Optimizing over a Restricted Policy Class in Markov Decision Processes
This addresses the challenge of optimizing policies in complex systems where safe or good policies exist, but it is incremental as it builds on known base policies.
The paper tackles the problem of finding an optimal policy in a Markov decision process when restricted to the convex hull of known base policies, showing it is NP-hard but providing an efficient algorithm under a condition of large overlap in occupancy measures, with running time linear in states and polynomial in base policies.

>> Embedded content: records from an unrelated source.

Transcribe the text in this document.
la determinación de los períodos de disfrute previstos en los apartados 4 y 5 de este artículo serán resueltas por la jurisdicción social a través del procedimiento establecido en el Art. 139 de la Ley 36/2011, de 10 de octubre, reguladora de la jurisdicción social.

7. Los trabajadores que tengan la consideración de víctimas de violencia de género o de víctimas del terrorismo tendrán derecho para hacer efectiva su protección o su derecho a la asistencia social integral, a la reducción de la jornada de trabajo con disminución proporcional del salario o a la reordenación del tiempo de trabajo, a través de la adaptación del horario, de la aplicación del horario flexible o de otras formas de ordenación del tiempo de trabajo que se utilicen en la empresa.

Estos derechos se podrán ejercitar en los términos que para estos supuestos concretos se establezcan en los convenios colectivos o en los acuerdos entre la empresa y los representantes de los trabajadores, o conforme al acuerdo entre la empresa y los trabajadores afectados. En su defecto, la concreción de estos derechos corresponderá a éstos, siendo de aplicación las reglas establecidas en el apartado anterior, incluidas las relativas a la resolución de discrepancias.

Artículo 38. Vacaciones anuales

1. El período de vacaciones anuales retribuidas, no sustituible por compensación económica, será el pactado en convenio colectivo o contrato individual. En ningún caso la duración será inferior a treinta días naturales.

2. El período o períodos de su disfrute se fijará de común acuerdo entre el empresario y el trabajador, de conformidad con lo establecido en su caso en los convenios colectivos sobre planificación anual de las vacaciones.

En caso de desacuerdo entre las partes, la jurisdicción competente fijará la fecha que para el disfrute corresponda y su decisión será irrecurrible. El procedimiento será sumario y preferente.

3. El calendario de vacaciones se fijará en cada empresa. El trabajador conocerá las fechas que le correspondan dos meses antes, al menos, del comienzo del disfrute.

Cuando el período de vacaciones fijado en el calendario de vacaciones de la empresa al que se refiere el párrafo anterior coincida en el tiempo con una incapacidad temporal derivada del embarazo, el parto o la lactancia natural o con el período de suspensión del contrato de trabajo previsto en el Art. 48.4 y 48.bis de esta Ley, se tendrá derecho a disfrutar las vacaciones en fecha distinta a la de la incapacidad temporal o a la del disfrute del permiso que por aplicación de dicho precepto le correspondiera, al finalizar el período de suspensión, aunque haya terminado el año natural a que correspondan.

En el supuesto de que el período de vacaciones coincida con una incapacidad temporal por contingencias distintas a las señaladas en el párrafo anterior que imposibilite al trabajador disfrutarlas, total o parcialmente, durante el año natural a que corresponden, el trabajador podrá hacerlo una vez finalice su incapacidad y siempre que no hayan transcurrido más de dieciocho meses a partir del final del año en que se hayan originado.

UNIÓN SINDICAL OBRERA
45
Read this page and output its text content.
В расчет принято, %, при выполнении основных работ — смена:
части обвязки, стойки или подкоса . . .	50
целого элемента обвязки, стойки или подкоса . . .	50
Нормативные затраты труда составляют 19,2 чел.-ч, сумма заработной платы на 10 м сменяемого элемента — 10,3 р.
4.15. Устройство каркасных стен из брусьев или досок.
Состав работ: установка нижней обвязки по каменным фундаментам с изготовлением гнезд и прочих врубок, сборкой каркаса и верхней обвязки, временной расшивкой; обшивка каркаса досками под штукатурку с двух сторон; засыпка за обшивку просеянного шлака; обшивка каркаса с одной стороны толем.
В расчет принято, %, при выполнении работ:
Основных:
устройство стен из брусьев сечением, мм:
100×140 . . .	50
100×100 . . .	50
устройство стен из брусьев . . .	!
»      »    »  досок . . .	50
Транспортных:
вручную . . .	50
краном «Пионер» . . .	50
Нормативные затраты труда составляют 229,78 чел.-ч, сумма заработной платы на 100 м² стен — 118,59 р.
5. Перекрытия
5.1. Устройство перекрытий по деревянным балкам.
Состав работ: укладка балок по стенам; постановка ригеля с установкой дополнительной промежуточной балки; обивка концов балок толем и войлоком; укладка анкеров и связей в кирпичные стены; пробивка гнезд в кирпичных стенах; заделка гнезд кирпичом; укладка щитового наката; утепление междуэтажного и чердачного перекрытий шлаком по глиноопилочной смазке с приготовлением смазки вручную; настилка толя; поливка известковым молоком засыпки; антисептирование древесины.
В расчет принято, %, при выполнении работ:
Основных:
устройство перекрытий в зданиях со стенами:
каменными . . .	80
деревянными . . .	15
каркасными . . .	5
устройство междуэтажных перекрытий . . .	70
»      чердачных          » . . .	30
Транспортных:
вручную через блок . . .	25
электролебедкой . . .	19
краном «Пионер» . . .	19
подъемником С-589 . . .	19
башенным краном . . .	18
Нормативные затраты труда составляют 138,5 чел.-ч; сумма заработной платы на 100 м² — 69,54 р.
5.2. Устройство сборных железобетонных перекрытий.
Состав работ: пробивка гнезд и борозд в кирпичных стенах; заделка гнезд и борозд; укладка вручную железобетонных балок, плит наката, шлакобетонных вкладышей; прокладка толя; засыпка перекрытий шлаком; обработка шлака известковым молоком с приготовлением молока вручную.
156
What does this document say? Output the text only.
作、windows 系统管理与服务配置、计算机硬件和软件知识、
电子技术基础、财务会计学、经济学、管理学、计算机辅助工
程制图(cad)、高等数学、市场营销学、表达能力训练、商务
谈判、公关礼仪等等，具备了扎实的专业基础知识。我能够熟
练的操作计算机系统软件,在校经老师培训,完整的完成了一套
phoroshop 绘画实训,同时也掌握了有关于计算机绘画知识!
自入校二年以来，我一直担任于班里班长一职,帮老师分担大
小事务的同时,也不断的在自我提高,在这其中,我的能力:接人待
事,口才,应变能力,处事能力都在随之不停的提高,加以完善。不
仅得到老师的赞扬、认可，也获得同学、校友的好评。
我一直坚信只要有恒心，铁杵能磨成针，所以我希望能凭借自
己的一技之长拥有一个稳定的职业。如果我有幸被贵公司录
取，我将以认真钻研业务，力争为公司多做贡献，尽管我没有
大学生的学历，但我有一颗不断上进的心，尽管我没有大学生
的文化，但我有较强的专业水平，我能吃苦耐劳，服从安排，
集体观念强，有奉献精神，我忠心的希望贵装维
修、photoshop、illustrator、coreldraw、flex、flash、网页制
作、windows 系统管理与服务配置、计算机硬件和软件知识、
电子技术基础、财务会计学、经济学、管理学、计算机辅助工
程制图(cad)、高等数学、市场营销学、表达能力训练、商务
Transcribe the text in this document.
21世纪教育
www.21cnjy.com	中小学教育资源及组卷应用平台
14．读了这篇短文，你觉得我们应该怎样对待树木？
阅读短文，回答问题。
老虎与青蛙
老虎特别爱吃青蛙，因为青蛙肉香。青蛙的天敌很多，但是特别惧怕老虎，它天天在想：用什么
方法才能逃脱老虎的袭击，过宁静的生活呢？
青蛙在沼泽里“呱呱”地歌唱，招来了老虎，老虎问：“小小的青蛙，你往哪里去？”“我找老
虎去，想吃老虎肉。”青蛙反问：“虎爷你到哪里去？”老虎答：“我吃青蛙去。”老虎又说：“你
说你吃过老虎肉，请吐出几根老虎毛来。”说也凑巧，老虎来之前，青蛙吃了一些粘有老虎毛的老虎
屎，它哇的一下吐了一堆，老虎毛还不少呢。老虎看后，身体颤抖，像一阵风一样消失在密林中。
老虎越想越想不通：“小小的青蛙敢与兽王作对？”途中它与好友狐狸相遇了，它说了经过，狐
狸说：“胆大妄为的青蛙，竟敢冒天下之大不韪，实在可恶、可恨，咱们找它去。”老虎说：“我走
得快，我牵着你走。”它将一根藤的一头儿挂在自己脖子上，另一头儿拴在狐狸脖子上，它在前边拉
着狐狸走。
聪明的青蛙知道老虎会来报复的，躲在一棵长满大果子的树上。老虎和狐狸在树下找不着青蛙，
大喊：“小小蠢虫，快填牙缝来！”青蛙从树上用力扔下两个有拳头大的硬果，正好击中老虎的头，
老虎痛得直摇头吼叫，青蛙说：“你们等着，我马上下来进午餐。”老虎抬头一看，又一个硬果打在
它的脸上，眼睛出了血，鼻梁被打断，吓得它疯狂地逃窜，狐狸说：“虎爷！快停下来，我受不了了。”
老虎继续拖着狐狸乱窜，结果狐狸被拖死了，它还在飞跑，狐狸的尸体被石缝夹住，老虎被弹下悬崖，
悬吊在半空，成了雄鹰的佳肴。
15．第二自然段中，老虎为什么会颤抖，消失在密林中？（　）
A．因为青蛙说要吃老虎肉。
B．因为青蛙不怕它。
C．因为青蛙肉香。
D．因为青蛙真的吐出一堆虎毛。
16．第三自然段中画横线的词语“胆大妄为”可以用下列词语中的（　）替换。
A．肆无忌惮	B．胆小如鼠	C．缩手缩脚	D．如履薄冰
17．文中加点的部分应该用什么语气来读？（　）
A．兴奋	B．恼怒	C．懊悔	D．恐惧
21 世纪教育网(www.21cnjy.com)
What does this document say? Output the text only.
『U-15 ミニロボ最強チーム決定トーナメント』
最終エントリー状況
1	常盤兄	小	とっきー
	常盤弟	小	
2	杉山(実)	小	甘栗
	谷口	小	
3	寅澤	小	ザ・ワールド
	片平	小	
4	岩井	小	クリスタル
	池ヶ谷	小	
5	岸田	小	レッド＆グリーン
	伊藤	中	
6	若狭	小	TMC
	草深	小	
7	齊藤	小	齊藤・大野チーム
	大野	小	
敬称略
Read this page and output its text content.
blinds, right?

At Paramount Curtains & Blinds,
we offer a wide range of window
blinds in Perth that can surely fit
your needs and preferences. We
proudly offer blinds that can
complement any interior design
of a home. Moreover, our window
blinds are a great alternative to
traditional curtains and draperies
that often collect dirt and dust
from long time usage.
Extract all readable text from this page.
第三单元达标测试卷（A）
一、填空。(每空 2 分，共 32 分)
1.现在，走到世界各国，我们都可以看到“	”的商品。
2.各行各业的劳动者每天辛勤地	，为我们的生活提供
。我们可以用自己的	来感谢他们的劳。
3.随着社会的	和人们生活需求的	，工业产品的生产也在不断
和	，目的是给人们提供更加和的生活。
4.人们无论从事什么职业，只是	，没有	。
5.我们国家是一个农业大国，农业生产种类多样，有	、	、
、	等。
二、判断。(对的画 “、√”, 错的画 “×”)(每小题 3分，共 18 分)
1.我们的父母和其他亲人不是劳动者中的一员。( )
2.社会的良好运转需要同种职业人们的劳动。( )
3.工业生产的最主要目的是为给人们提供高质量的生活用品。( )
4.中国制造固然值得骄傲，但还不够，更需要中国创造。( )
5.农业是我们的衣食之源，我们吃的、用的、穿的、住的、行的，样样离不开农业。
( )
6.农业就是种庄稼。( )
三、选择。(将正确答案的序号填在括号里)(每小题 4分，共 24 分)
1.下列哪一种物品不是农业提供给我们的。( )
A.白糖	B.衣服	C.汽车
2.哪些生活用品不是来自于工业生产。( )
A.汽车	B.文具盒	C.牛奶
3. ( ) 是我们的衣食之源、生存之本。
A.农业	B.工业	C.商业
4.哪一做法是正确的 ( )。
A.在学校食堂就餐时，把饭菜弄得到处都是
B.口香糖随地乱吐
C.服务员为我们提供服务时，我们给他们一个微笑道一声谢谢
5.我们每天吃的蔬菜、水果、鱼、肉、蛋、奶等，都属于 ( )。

We address the problem of finding an optimal policy in a Markov decision process under a restricted policy class defined by the convex hull of a set of base policies. This problem is of great interest in applications in which a number of reasonably good (or safe) policies are already known and we are only interested in optimizing in their convex hull. We show that this problem is NP-hard to solve exactly as well as to approximate to arbitrary accuracy. However, under a condition that is akin to the occupancy measures of the base policies having large overlap, we show that there exists an efficient algorithm that finds a policy that is almost as good as the best convex combination of the base policies. The running time of the proposed algorithm is linear in the number of states and polynomial in the number of base policies. In practice, we demonstrate an efficient implementation for large state problems. Compared to traditional policy gradient methods, the proposed approach has the advantage that, apart from the computation of occupancy measures of some base policies, the iterative method need not interact with the environment during the optimization process. This is especially important in complex systems where estimating the value of a policy can be a time consuming process.